Perlite Concrete

Perlite Concrete

 

a variety of lightweight concrete in which the aggregate is made from expanded perlite or a similar volcanic rock, for example, obsidian or vitrophyre. The main binder for perlite concrete is cement, although such materials as lime, plaster, and synthetic resins are also used.
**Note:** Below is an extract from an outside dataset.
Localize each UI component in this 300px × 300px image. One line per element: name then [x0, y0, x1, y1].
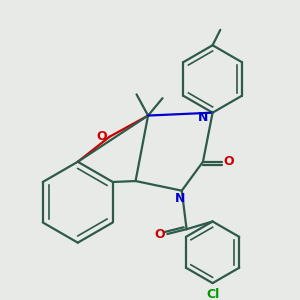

Perlite concrete that is used for thermal insulation has a density of 500 kg/m3 and a coefficient of thermal conductivity that ranges from 0.07 to 0.13 watts per meter-degree K (W/m•°K). Structural perlite concrete, which also has thermal-insulating properties, has a density that ranges from 600 to 1,000 kg/ m3, a strength that ranges from 3.5 to 10 meganewtons per square meter, and a coefficient of thermal conductivity that ranges from 0.15 to 0.33 W/m•°K; the structural variety of perlite concrete is used mainly for producing prefabricated enclosing members in buildings. Combined aggregates, for example, perlite with keramzit (seeKERAMZIT), are efficiently used in structural perlite concrete. The lightest perlite concretes, for example, the Soviet-made perlitoplastbeton, contain synthetic resins.

REFERENCE

Strizhevskii, M. V., N. V. Morozov, and M. T. Sedakova. Perlity i perlitobetony v industrial’nom stroitel’stve. Irkutsk, 1963.